What is the reason for this strange Java behavior?

I want to test the '= =' operator on long. This is what I found: the following code:

public static void main(final String[] args) {
    final Long n = 0L;
    final Long m = 0L;
    System.out.println(n + " == " + m + " : " + (n == m));

    final Long a = 127L;
    final Long b = 127L;
    System.out.println(a + " == " + b + " : " + (a == b));

    final Long A = 128L;
    final Long B = 128L;
    System.out.println(A + " == " + B + " : " + (A == B));

    final Long x = -128L;
    final Long y = -128L;
    System.out.println(x + " == " + y + " : " + (x == y));

    final Long X = -129L;
    final Long Y = -129L;
    System.out.println(X + " == " + Y + " : " + (X == Y));
}

Output:

0 == 0 : true
127 == 127 : true
128 == 128 : false
-128 == -128 : true
-129 == -129 : false

The only explanation I can think of is that the JVM stores all long values in [- 128127] in the Perl space and provides their addresses to long and all values outside the above range.
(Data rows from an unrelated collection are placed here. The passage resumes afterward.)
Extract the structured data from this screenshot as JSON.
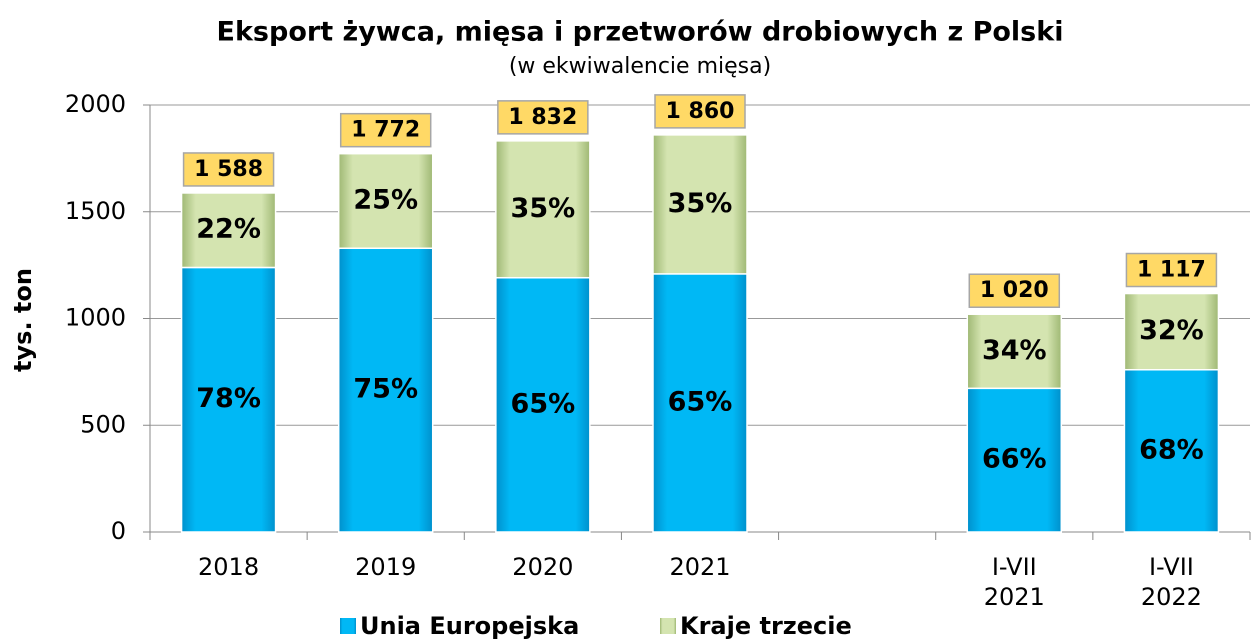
{
  "chart_data": {
    "type": "stacked_bar",
    "title": "Eksport żywca, mięsa i przetworów drobiowych z Polski",
    "subtitle": "(w ekwiwalencie mięsa)",
    "y_label": "tys. ton",
    "categories": [
      "2018",
      "2019",
      "2020",
      "2021",
      null,
      "I-VII 2021",
      "I-VII 2022"
    ],
    "series": [
      {
        "name": "Unia Europejska",
        "color": "#00b0f0",
        "values": [
          1239,
          1329,
          1191,
          1209,
          null,
          673,
          760
        ],
        "shares": [
          78,
          75,
          65,
          65,
          null,
          66,
          68
        ],
        "share_labels": [
          "78%",
          "75%",
          "65%",
          "65%",
          null,
          "66%",
          "68%"
        ]
      },
      {
        "name": "Kraje trzecie",
        "color": "#c4d79b",
        "values": [
          349,
          443,
          641,
          651,
          null,
          347,
          357
        ],
        "shares": [
          22,
          25,
          35,
          35,
          null,
          34,
          32
        ],
        "share_labels": [
          "22%",
          "25%",
          "35%",
          "35%",
          null,
          "34%",
          "32%"
        ]
      }
    ],
    "totals": [
      1588,
      1772,
      1832,
      1860,
      null,
      1020,
      1117
    ],
    "total_labels": [
      "1 588",
      "1 772",
      "1 832",
      "1 860",
      null,
      "1 020",
      "1 117"
    ],
    "ylim": [
      0,
      2000
    ],
    "yticks": [
      0,
      500,
      1000,
      1500,
      2000
    ],
    "grid": true,
    "legend": "bottom"
  }
}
It creates a new allocation for each static value, which is encountered in the code

Am I right? Under what circumstances must we pay attention to similar behavior?

PS. I know I should use nullcheck and then use Equals () to compare objects, but I'm curious if anyone knows the answer

edit

After jtahlborn answered who gave me keyword automatic boxing, I found this wonderful article about well documented answer

Solution

This is the result of automatic packing See long valueOf().